The MoCaBlazer integrates two theremin control boards and four soft antennas for position and gesture detection.
The ability to sense bodily movement unlocks a wealth of potential for wearable, augmented reality, and virtual reality applications. While strides have been made in integrating movement sensing into everyday life — just see the success of step-tracking fitness wearables for evidence of that — there’s work still to be done on making it both comprehensive and comfortable.
A quartet of researchers at the German Research Center for Artificial Intelligence (DFKI) and TU Kaiserslautern claim to have come up with a potential answer to that problem, with the development of a wearable posture- and gesture-detecting system built into a loose-fitting blazer — based, intriguingly, on the core technology behind the theremin musical instrument.
The theremin, then known as the ætherphone, was developed by Russian physicist Lev Sergeyevich Termen in 1919 as part of a government project into proximity sensors. Built using two antennas, one loop-shaped and one upright, the instrument is controlled by waving your hands near — but never touching — both to control the frequency and the amplitude of the synthesized audio.
That the theremin is, in effect, a gesture-sensing instrument is well-known; previously unknown, however, is that the exact same technology can be adapted to wearable gesture-sensing systems — with surprisingly little modification: “We substituted the metal rod [antennas] with soft wires and integrated them inside clothing,” the researchers explain.
“The idea behind our work is that different distances between body parts can describe different postures; thus, appropriately shaped antennas and embedded in garments will result in specific frequency profiles.”
The project’s prototype MoCaBlazer, part of a capacitive sensing platform the team has called MoCapaci, is literally built using theremin technology: Its driving hardware is the OpenTheremin, an open-source controller for home-brew theremin builders, modified only by the replacement of a single capacitor to minimize cross-talk between the two-board four-channel installation inside a Tom Tailor men’s blazer.
As well as the OpenTheremin boards — one per pocket, supporting two channels each — the blazer holds four soft antennas around the chest, shoulders, back, and arms, designed so as not to alter the blazer’s fit, and a Teensy 4.1 development board which samples data from the OpenTheremin boards at 100Hz per channel and transmits it to a Python program running on a host computer.
These data were tied by the researchers to 20 distinct poses and gestures — ranging from leaning and turning in various directions to clapping, shrugging, scratching one’s head in confusion, and even flapping one’s arms like a bird — and fed through deep-learning models to train a network for gesture recognition.
Finalizing on a modified version of the 1D-LeNet5 model, which was fed filtered and normalized data captures cropped and resampled to 400 time-steps to provide a fixed-length input for each gesture, the team saw impressive success.

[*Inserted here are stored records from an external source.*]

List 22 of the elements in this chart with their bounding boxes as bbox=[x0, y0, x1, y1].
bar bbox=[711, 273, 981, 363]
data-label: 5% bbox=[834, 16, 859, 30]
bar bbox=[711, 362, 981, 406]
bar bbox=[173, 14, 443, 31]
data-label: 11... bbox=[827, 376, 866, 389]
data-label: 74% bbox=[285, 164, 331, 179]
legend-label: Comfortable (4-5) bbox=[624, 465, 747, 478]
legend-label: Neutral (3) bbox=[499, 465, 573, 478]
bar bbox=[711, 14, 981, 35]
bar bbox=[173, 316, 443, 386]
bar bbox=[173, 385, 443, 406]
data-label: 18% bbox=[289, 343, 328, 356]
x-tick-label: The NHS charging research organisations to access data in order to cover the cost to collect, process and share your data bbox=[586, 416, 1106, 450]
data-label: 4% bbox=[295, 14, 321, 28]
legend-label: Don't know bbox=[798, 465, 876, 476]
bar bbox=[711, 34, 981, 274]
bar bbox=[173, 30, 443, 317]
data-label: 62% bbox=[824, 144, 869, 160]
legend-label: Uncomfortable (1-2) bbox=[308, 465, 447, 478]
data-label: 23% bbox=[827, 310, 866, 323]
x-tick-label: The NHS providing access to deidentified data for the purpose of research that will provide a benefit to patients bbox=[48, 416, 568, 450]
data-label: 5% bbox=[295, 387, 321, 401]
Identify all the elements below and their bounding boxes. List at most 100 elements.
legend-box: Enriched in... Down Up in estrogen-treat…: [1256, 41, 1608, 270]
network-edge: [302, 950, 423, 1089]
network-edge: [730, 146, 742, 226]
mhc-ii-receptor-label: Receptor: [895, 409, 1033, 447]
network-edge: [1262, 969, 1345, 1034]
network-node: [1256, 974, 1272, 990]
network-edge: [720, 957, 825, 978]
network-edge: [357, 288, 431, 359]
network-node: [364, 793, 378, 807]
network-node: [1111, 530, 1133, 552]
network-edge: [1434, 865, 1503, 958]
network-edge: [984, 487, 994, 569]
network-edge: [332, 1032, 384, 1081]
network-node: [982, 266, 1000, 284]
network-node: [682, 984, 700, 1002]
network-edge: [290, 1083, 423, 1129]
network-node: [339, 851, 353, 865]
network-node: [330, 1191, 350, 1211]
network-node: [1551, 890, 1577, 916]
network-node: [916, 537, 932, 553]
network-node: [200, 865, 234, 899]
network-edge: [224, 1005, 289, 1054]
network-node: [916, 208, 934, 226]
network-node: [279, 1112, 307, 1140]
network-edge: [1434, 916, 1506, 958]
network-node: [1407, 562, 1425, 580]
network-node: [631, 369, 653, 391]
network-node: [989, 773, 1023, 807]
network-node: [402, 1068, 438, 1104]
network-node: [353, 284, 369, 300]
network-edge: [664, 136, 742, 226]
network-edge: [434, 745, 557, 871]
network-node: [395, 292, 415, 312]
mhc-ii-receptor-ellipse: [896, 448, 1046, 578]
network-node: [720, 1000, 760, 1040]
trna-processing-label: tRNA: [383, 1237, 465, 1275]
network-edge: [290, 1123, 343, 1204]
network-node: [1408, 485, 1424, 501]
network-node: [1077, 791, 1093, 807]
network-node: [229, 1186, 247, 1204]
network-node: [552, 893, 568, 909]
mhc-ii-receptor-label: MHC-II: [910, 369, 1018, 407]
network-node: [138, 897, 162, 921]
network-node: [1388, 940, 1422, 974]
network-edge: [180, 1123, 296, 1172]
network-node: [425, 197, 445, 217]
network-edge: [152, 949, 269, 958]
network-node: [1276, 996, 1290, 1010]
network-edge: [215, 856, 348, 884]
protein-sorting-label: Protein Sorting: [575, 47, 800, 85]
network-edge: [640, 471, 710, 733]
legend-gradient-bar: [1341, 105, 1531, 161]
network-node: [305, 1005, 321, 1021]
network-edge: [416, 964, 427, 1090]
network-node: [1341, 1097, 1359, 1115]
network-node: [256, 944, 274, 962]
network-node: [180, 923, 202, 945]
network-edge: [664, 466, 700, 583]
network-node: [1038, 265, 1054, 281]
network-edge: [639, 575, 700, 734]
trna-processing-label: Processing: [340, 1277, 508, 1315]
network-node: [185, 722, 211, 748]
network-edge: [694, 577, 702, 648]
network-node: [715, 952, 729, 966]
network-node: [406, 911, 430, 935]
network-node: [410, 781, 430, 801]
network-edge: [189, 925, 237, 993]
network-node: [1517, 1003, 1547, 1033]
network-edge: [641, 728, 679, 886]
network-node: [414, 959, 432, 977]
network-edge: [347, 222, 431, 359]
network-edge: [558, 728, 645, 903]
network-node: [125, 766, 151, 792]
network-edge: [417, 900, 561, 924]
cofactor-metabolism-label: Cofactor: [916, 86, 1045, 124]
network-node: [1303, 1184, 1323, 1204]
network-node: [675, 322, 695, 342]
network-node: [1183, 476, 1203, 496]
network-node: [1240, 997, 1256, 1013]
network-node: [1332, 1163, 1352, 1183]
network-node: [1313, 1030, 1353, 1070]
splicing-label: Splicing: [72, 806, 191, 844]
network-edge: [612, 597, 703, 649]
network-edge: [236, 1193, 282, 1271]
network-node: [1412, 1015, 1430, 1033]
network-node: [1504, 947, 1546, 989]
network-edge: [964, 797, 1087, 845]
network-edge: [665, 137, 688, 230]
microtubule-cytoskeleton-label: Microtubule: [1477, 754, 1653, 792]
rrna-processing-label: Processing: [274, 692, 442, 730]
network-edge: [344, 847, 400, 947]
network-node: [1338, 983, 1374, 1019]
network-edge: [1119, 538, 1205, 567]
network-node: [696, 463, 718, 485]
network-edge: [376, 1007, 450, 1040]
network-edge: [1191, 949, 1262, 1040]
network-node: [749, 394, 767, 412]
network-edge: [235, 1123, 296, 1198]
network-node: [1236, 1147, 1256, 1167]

In leave-recording-out (LRO) training the recognition accuracy hit 97.18 per cent, entirely competitive with state-of-the-art alternatives, while switching to leave-person-out to ensure the system would work regardless of who wore the blazer dropped accuracy to a still impressive 86.25 per cent — with nine of the most distinct gestures recognized with over 95 per cent accuracy.
The MoCaBlazer brings with it a range of advantages over rival tightly-fitted sensing systems, too, with the researchers highlighting its comfort, ease of fit, insensitivity to sweat, and an intrinsic robustness against value-drifting from floating grounds in the capacitive sensing system.
The researchers have also proposed a range of improvements, including adding additional antennas to cover the shoulder blades and to build garments of differing sizes rather than a single one-size-fits-all prototype, and are to investigate miniaturization and sensor fusion with other motion-tracking approaches including the use of radio-frequency identification (RFID) tags.
“One potential use case,” the team notes of its work, “is as a more sophisticated game controller for gesture-based games, such as the Nintendo Wii Rayman Raving Rabbids: TV Party — Shake TV [game] or Just Dance.”
The paper on MoCapaci is available under open-access terms on the ACM Digital Library, following its presentation at the International Symposium on Wearable Computers (ISWC '21).
Hymalai Bello, Bo Zhou, Sungho Suh, and Paul Lukowicz: MoCapaci: Posture and gesture detection in loose garments using textile cables as capacitive antennas, 2021 International Symposium on Wearable Computers (ISWC '21). DOI 10.1145/3460421.3480418.